Recebi também um e-mail de Mariza Louven, que trabalha na Empresa Olímpica Municipal, da prefeitura:
“A Federação Internacional de Ciclismo (UCI), após vistoria do velódromo atual feita a pedido do Comitê Rio 2016, elaborou um parecer de que este não pode ser utilizado para os Jogos Olímpicos. A entidade citou diversos aspectos. Entre eles, o fato de a construção ter dois pilares que atrapalham a visão do público, dos telespectadores e dos árbitros; e a pista não permitir que os atletas atinjam a velocidade necessária para superar recordes olímpicos e mundiais — no velódromo atual, os atletas podem atingir até cerca de 65 km/h, enquanto um velódromo olímpico deve possibilitar o alcance de 85km/h. Além disso, há itens que impactam a segurança dos competidores e seu desempenho, como o fato de a construção atual ser aberta.”
Essa explicação mais detalhada apenas ampliou o espectro da minha indignação. Quer dizer que nos fizeram de trouxas no Pan? Nos deram um “legado” que não prestava? Imagino que um velódromo seja projetado por especialistas no assunto; mas que “especialistas” foram esses que fizeram um equipamento que não permite alcançar recordes e que “impacta a segurança” dos atletas?
Em suma: fomos ou estamos sendo passados para trás. Pagamos por um velódromo aparentemente perfeito em 2007 e vamos pagar por outro velódromo ainda mais perfeito este ano. Só nos resta agora torcer para o Rio não sediar nenhum evento de ciclismo no futuro, ou logo o “legado dos Jogos Olímpicos” será demolido para a construção de um terceiro velódromo.
Ser carioca é conviver com obras de caráter duvidoso. A Praça Nossa Senhora da Paz, em Ipanema, está sendo completamente destruída pelas obras do metrô. O governo do estado, que prometeu que ia deixar as árvores em paz, mentiu: de qualquer janela das vizinhanças se pode acompanhar a clareira que cresce a cada dia. A verdade é que o governador está pouco se lixando para as árvores, assim como está pouco se lixando para os mais de 30 mil cidadãos que assinaram uma petição em sua defesa.

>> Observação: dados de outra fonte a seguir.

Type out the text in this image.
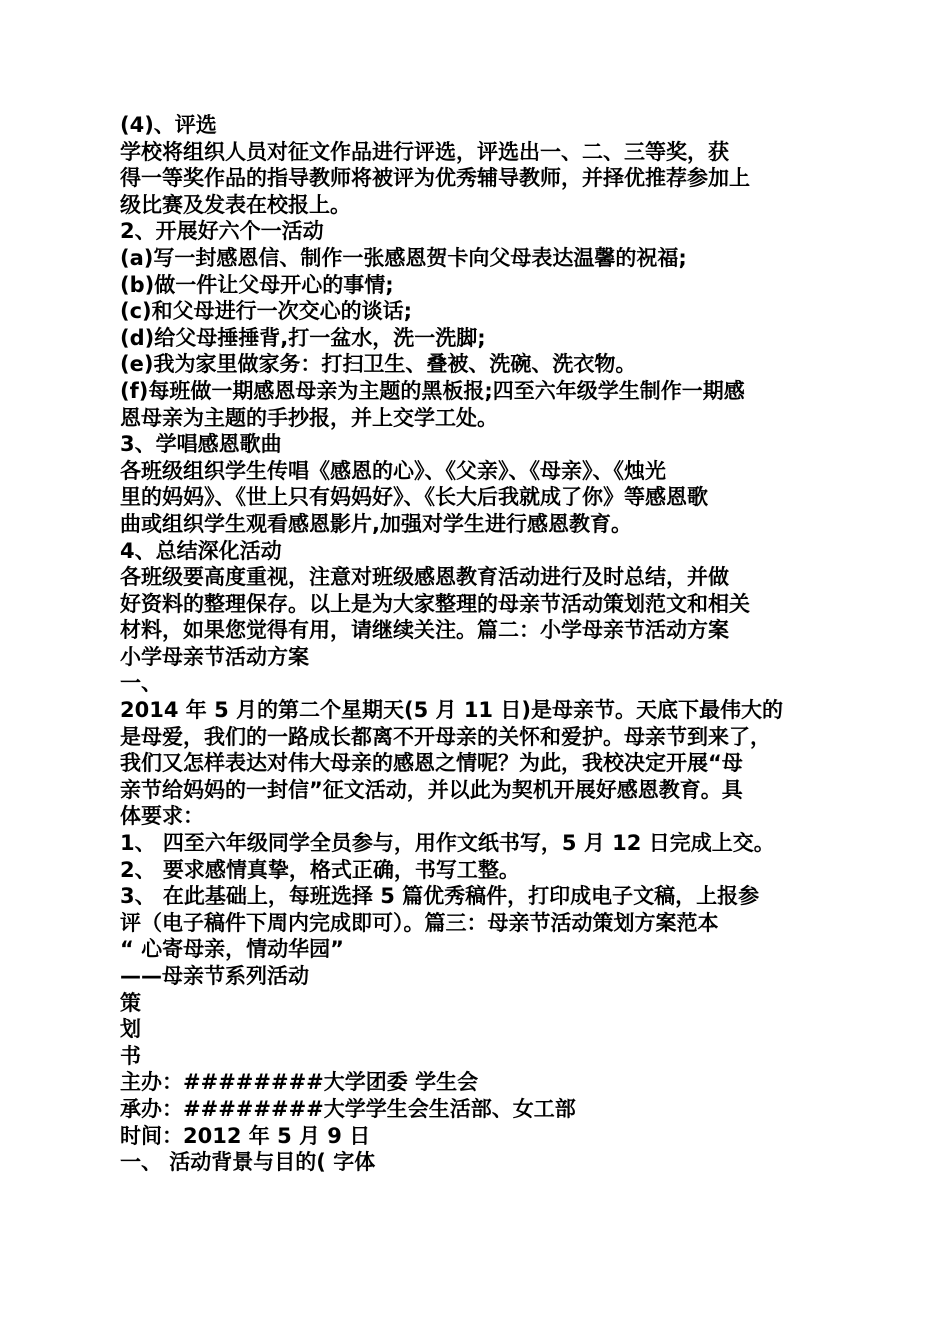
(4)、评选
学校将组织人员对征文作品进行评选，评选出一、二、三等奖，获
得一等奖作品的指导教师将被评为优秀辅导教师，并择优推荐参加上
级比赛及发表在校报上。
2、开展好六个一活动
(a)写一封感恩信、制作一张感恩贺卡向父母表达温馨的祝福;
(b)做一件让父母开心的事情;
(c)和父母进行一次交心的谈话;
(d)给父母捶捶背,打一盆水，洗一洗脚;
(e)我为家里做家务：打扫卫生、叠被、洗碗、洗衣物。
(f)每班做一期感恩母亲为主题的黑板报;四至六年级学生制作一期感
恩母亲为主题的手抄报，并上交学工处。
3、学唱感恩歌曲
各班级组织学生传唱《感恩的心》、《父亲》、《母亲》、《烛光
里的妈妈》、《世上只有妈妈好》、《长大后我就成了你》等感恩歌
曲或组织学生观看感恩影片,加强对学生进行感恩教育。
4、总结深化活动
各班级要高度重视，注意对班级感恩教育活动进行及时总结，并做
好资料的整理保存。以上是为大家整理的母亲节活动策划范文和相关
材料，如果您觉得有用，请继续关注。篇二：小学母亲节活动方案
小学母亲节活动方案
一、
2014 年 5 月的第二个星期天(5 月 11 日)是母亲节。天底下最伟大的
是母爱，我们的一路成长都离不开母亲的关怀和爱护。母亲节到来了，
我们又怎样表达对伟大母亲的感恩之情呢？为此，我校决定开展“母
亲节给妈妈的一封信”征文活动，并以此为契机开展好感恩教育。具
体要求：
1、 四至六年级同学全员参与，用作文纸书写，5 月 12 日完成上交。
2、 要求感情真挚，格式正确，书写工整。
3、 在此基础上，每班选择 5 篇优秀稿件，打印成电子文稿，上报参
评（电子稿件下周内完成即可）。篇三：母亲节活动策划方案范本
“ 心寄母亲，情动华园”
——母亲节系列活动
策
划
书
主办：########大学团委 学生会
承办：########大学学生会生活部、女工部
时间：2012 年 5 月 9 日
一、 活动背景与目的( 字体
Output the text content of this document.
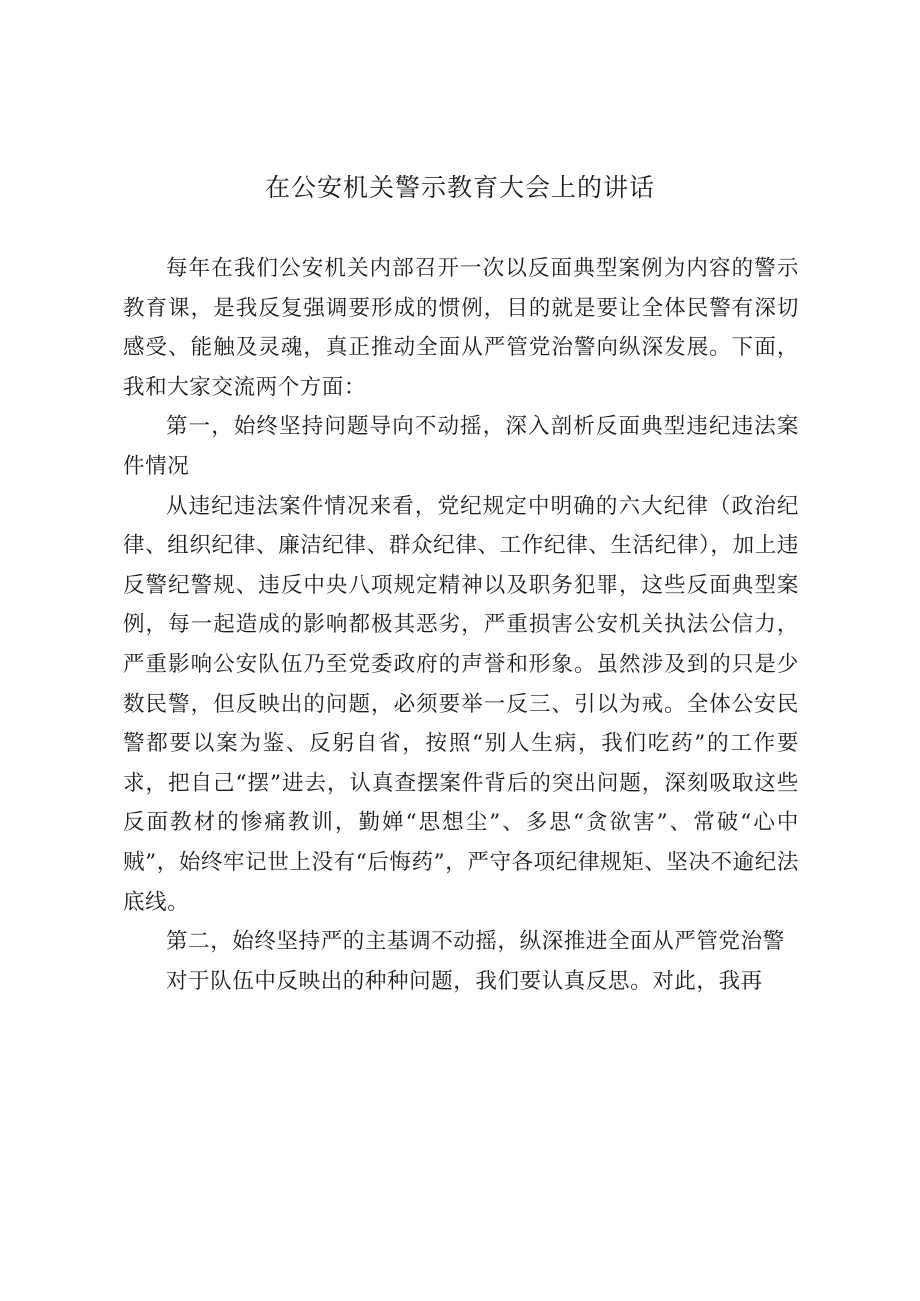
在公安机关警示教育大会上的讲话

每年在我们公安机关内部召开一次以反面典型案例为内容的警示教育课，是我反复强调要形成的惯例，目的就是要让全体民警有深切感受、能触及灵魂，真正推动全面从严管党治警向纵深发展。下面，我和大家交流两个方面：

第一，始终坚持问题导向不动摇，深入剖析反面典型违纪违法案件情况

从违纪违法案件情况来看，党纪规定中明确的六大纪律（政治纪律、组织纪律、廉洁纪律、群众纪律、工作纪律、生活纪律），加上违反警纪警规、违反中央八项规定精神以及职务犯罪，这些反面典型案例，每一起造成的影响都极其恶劣，严重损害公安机关执法公信力，严重影响公安队伍乃至党委政府的声誉和形象。虽然涉及到的只是少数民警，但反映出的问题，必须要举一反三、引以为戒。全体公安民警都要以案为鉴、反躬自省，按照“别人生病，我们吃药”的工作要求，把自己“摆”进去，认真查摆案件背后的突出问题，深刻吸取这些反面教材的惨痛教训，勤婵“思想尘”、多思“贪欲害”、常破“心中贼”，始终牢记世上没有“后悔药”，严守各项纪律规矩、坚决不逾纪法底线。

第二，始终坚持严的主基调不动摇，纵深推进全面从严管党治警

对于队伍中反映出的种种问题，我们要认真反思。对此，我再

Enquanto isso, no Leme, moradores estão se mobilizando para salvar o bairro do desastre que seria a implantação de uma nova estação do bondinho do Pão de Açúcar. Eles estão apavorados, e por justa causa: o Leme, que já tem uma população maior do que comporta, e que não tem vagas nem para os automóveis de quem mora lá, quem dirá para ônibus de turismo, vai perder o pouco de sossego que lhe resta se a sinistra ideia da Companhia Caminho Aéreo Pão de Açúcar colar. Os moradores foram à rua no domingo, para protestar, e logo num primeiro momento colheram mais de 500 assinaturas.
Tomara que tenham mais sorte do que tivemos em Ipanema.